Human-Relations-Theorie

Diese Erkenntnis wird als der Hawthorne-Effekt bezeichnet und ist der Ausgangspunkt der Human-Relations-Theorie: Das Paradigma, das sich aus den Hawthorne-Experimenten herauskristallisierte. Die Sichtweise auf Individuen in Arbeitssituationen hat sich daraufhin vor allem auf dem Gebiet der Sozialwissenschaft grundlegend geändert. Die Forscher haben erkannt, dass die Einstellung zum Unternehmen der Beschäftigten Auswirkungen auf die Produktivität hat. Dabei steht im Mittelpunkt, dass sich Arbeiter:innen an ihrem Arbeitsplatz gewürdigt und berücksichtigt fühlen. Diese Erkenntnis hatte auch Auswirkungen auf die Sichtweise von Kommunikation und Konflikten.

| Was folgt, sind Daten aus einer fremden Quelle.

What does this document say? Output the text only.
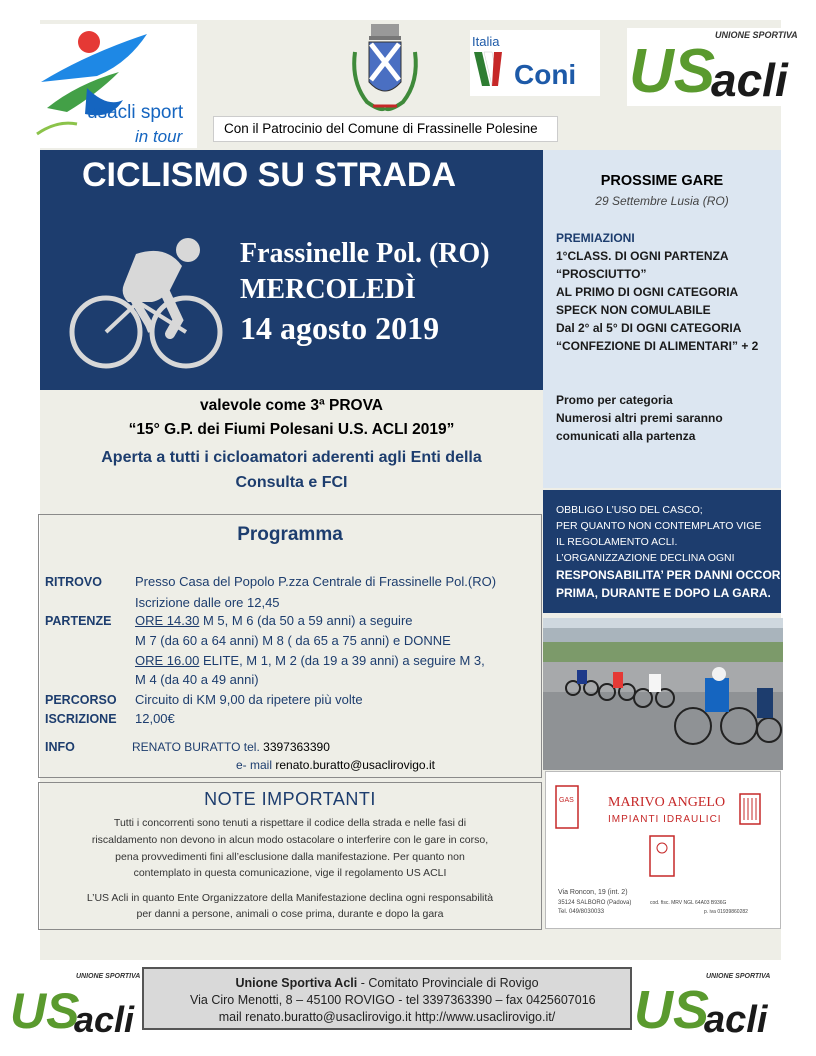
usacli sport
in tour
Italia
Coni
UNIONE SPORTIVA
US
acli
Con il Patrocinio del Comune di Frassinelle Polesine
CICLISMO SU STRADA
Frassinelle Pol. (RO)
MERCOLEDÌ
14 agosto 2019
PROSSIME GARE
29 Settembre Lusia (RO)
PREMIAZIONI
1°CLASS. DI OGNI PARTENZA
“PROSCIUTTO”
AL PRIMO DI OGNI CATEGORIA
SPECK NON COMULABILE
Dal 2° al 5° DI OGNI CATEGORIA
“CONFEZIONE DI ALIMENTARI” + 2
Promo per categoria
Numerosi altri premi saranno
comunicati alla partenza
OBBLIGO L’USO DEL CASCO;
PER QUANTO NON CONTEMPLATO VIGE
IL REGOLAMENTO ACLI.
L’ORGANIZZAZIONE DECLINA OGNI
RESPONSABILITA’ PER DANNI OCCORSI
PRIMA, DURANTE E DOPO LA GARA.
GAS MARIVO ANGELO
IMPIANTI IDRAULICI
Via Roncon, 19 (int. 2)
35124 SALBORO (Padova)
Tel. 049/8030033
cod. fisc. MRV NGL 64A03 B936G
p. iva 01939860282
valevole come 3ª PROVA
“15° G.P. dei Fiumi Polesani U.S. ACLI 2019”
Aperta a tutti i cicloamatori aderenti agli Enti della
Consulta e FCI
Programma
RITROVO	Presso Casa del Popolo P.zza Centrale di Frassinelle Pol.(RO)
Iscrizione dalle ore 12,45
PARTENZE ORE 14.30 M 5, M 6 (da 50 a 59 anni) a seguire
M 7 (da 60 a 64 anni) M 8 ( da 65 a 75 anni) e DONNE
ORE 16.00 ELITE, M 1, M 2 (da 19 a 39 anni) a seguire M 3,
M 4 (da 40 a 49 anni)
PERCORSO Circuito di KM 9,00 da ripetere più volte
ISCRIZIONE 12,00€
INFO	RENATO BURATTO tel. 3397363390
e- mail renato.buratto@usaclirovigo.it
NOTE IMPORTANTI
Tutti i concorrenti sono tenuti a rispettare il codice della strada e nelle fasi di
riscaldamento non devono in alcun modo ostacolare o interferire con le gare in corso,
pena provvedimenti fini all’esclusione dalla manifestazione. Per quanto non
contemplato in questa comunicazione, vige il regolamento US ACLI
L’US Acli in quanto Ente Organizzatore della Manifestazione declina ogni responsabilità
per danni a persone, animali o cose prima, durante e dopo la gara
UNIONE SPORTIVA
US
acli
Unione Sportiva Acli - Comitato Provinciale di Rovigo
Via Ciro Menotti, 8 – 45100 ROVIGO - tel 3397363390 – fax 0425607016
mail renato.buratto@usaclirovigo.it http://www.usaclirovigo.it/
UNIONE SPORTIVA
US
acli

Kurt Lewin entwickelt daraufhin 1936 zusammen mit Ronald Lippitt die Daten-Rückkopplungs-Methode (Survey Feedback Method). Mit dieser Methode können die Verbesserungen der betrieblichen Zusammenarbeit gezielt umgesetzt werden.²

Parallel dazu entwickelte der österreichisch-amerikanische Arzt, Psychiater und Soziologe Jakob Levy Moreno die Soziometrie. In der Soziometrie wird die Gruppendynamik um Interventionstechniken erweitert und das Verhältnis bzw. die Einstellung der Gruppenmitglieder zueinander grafisch dargestellt. Eine weitere Entwicklung von ihm ist das Psychodrama, in der es darum geht, dass sich die Akteure von alten Rollenmustern und Verhaltensweisen lösen sollen. Dabei werden die gewonnenen Daten direkt in Handlung umgesetzt und dabei reflektiert, sodass der kreative und praktische Ansatz direkte Auswirkungen auf die Entwicklungen der Personen und Beziehungen hat.

Auch in der Gesellschaft wird die einseitig ökonomische Betrachtung immer öfter aufgegriffen und kritisiert. Diese Entwicklung wird besonders durch den Roman “Brave New World” (1932) von Aldous Huxley und den Film “Modern Times” (1936) von Charlie Chaplin bestärkt.

Quellen:

¹Sanders, Karin, Kianty, Andrea (2016): Organisationstheorien: Eine Einführung, Wiesbaden: VS Verlag für Sozialwissenschaften, S. 60.

²Kostka, Claudia (2016): Change Management. Praxisbuch für Führungskräfte, München: Carl Hanser Verlag, S. 10.

Kostka, Claudia (2016): Change Management. Praxisbuch für Führungskräfte, München: Carl Hanser Verlag, S. 9–10.

Borowski, Nancy, Meese, Katherine A. (2020): Organizational Behavior in Health Care, Burlington: Jones & Bartlett, S. 6–8.

Colbjørnsen, Tom (2003): Der Hawthorne-Effekt oder die Human-Relations-Theorie: Über die experimentelle Situation und ihren Einfluss, in: Theorien und Methoden in den Sozialwissenschaften (Hg.), Wiesbaden: Westdeutscher Verlag/GWV Fachverlage, S. 131–132.

Buß, Eugen (2008): Managementsoziologie: Grundlagen, Praxiskonzepte, Fallstudien, München: Oldenbourg Wissenschaftsverlag, S. 193–196.